You can't stop the snowball half way through and claim they own him. Trump parlayed that 10 million by doubling down every step of the way until he had enough to win a general election.
I can see a million things the right could have done to stop Trump. I see nothing the left could have done.
I can see a million things the right could have done to stop Trump. I see nothing the left could have done.
We'll just have to agree to disagree. You're saying America didn't set the table for Trump? I disagree.

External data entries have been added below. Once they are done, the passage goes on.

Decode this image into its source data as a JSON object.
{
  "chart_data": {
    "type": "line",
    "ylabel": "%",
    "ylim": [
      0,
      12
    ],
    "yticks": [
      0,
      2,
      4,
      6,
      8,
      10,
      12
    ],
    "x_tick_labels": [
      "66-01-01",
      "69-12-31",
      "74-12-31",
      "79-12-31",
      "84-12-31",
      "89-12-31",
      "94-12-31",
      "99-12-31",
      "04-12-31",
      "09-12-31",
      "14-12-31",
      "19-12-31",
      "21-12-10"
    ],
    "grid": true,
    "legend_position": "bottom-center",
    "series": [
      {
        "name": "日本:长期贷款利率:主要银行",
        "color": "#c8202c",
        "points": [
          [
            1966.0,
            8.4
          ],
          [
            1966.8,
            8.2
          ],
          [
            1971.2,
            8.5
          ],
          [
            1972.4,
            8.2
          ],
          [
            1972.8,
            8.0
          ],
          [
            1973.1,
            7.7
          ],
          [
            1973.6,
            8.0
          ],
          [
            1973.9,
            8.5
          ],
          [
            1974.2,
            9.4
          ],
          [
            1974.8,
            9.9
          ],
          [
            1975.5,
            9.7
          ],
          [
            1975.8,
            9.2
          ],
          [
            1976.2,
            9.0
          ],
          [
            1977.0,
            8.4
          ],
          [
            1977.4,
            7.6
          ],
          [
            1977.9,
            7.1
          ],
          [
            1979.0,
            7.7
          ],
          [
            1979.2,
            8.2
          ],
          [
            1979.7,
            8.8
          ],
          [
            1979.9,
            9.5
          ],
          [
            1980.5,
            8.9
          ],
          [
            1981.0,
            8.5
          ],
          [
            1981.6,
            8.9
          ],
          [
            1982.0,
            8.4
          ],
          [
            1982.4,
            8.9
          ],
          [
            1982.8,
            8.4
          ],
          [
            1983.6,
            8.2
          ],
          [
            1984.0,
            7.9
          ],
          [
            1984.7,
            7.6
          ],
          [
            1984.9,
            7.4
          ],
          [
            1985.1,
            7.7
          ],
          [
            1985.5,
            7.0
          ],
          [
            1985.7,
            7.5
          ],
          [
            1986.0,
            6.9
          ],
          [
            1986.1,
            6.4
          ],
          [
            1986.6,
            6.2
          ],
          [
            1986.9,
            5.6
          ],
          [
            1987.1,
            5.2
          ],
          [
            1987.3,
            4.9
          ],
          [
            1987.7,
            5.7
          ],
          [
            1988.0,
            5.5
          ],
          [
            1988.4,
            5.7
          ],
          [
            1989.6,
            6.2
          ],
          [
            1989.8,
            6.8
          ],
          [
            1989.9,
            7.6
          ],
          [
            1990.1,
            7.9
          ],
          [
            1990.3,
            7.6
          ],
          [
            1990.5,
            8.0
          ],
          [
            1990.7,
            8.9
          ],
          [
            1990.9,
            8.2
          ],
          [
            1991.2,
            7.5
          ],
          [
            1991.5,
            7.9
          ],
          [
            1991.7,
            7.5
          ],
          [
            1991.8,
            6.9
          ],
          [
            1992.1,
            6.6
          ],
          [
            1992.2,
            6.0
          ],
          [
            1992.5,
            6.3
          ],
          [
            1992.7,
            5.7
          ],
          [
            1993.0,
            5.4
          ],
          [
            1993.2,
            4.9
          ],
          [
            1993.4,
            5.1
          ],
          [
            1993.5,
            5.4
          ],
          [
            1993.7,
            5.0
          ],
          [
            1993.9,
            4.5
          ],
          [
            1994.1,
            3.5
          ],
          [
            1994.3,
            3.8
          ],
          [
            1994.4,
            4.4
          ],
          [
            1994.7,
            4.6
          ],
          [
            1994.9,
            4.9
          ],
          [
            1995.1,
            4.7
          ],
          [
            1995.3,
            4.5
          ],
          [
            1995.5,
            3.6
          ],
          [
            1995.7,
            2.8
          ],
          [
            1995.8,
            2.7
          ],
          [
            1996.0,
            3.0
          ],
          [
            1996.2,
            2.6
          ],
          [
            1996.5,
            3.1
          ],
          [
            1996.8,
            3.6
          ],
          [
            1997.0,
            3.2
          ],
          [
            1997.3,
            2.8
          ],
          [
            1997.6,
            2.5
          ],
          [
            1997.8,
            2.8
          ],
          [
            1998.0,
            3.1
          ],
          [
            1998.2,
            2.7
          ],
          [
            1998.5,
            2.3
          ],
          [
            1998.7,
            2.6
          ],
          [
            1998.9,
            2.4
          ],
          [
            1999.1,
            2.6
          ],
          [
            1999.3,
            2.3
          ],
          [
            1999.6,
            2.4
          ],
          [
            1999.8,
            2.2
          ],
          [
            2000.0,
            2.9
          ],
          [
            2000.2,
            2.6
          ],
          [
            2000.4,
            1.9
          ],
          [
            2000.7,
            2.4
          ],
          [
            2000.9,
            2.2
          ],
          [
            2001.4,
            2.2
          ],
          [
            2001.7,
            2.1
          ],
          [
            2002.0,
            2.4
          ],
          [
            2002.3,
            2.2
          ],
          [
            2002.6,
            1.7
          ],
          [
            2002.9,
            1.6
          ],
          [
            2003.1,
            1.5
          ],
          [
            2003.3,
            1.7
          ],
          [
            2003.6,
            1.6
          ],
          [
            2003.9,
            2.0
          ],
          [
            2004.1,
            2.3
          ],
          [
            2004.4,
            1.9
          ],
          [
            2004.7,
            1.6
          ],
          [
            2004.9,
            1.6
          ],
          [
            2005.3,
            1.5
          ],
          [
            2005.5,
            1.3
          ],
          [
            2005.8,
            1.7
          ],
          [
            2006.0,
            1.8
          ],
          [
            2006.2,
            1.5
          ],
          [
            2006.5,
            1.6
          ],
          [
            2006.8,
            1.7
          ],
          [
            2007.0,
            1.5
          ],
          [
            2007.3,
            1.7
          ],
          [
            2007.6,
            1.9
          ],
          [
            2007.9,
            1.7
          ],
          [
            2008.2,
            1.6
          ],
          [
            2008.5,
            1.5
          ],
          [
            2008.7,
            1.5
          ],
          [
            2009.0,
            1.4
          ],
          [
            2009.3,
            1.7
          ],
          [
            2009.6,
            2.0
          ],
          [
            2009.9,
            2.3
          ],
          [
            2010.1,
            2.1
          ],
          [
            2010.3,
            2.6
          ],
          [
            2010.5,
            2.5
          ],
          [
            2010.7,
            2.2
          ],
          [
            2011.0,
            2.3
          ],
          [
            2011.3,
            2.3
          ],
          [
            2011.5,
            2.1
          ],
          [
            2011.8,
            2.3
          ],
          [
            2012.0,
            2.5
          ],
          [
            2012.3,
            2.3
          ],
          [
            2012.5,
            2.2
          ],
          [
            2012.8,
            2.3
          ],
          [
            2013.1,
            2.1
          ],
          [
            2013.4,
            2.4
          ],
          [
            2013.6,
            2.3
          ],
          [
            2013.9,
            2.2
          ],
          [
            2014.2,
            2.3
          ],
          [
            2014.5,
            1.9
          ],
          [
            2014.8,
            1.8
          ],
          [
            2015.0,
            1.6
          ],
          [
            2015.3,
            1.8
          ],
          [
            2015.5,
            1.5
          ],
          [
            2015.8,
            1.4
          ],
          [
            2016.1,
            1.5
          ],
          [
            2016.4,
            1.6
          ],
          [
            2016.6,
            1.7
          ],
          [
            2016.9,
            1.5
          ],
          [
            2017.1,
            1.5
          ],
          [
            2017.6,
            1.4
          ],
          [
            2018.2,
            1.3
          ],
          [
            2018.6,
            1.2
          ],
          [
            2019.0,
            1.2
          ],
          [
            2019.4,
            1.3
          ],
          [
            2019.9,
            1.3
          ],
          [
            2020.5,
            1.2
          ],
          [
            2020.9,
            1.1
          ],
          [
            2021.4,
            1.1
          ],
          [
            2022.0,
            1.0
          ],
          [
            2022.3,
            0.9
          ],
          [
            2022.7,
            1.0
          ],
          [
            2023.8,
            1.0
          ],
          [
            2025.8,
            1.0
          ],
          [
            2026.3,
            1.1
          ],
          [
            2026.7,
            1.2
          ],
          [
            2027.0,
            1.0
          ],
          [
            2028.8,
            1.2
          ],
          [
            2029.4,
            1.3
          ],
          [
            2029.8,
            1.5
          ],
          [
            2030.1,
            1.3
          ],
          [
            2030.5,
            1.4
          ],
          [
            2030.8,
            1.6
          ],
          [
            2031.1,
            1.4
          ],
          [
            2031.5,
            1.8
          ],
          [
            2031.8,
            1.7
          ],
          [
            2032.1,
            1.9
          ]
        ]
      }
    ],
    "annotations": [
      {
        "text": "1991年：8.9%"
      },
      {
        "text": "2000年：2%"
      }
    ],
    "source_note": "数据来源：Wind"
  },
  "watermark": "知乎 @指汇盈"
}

Trump emerged from a tiny group of voters lodged in the Republican Party, maybe 10 million tops. That was enough snow to get the ball moving. Not enough people came out to oppose him in the Republican primaries to stop the momentum. You want to blame those people.
But the same thing happened in the general election. There were more than enough votes out there to knock him off. I don't think even even got what Romney did.
You can't stop the snowball half way through and claim they own him. Trump parlayed that 10 million by doubling down every step of the way until he had enough to win a general election.
I see nothing the left could have done.
Like I claimed when Trump and Ted Cruz made "nice-nice" (which really helped Trump with Evangelicals apparently, look at the stats) I'm pretty sure the quid-pro-quo was if Trump wins Cruz gets nominated for Scalia's spot.
Recap: It's the ultimate dealmaker's win-win-win: Trump gets 1600 Penn; Cruz gets robe; Senate Rs no longer have to look at Cruz.![]()
Congressional Republicans, stunned by their own good, if complicated, fortune, said on Wednesday that they would move quickly next year on an agenda that merges with President-elect Donald J. Trump’s, repealing the Affordable Care Act, cutting taxes, confirming conservative judges, shrinking government programs and rolling back regulations.
I can see a million things the right could have done to stop Trump. I see nothing the left could have done.
If I was a Democrat, I'd be worried. Your farm system is eroding.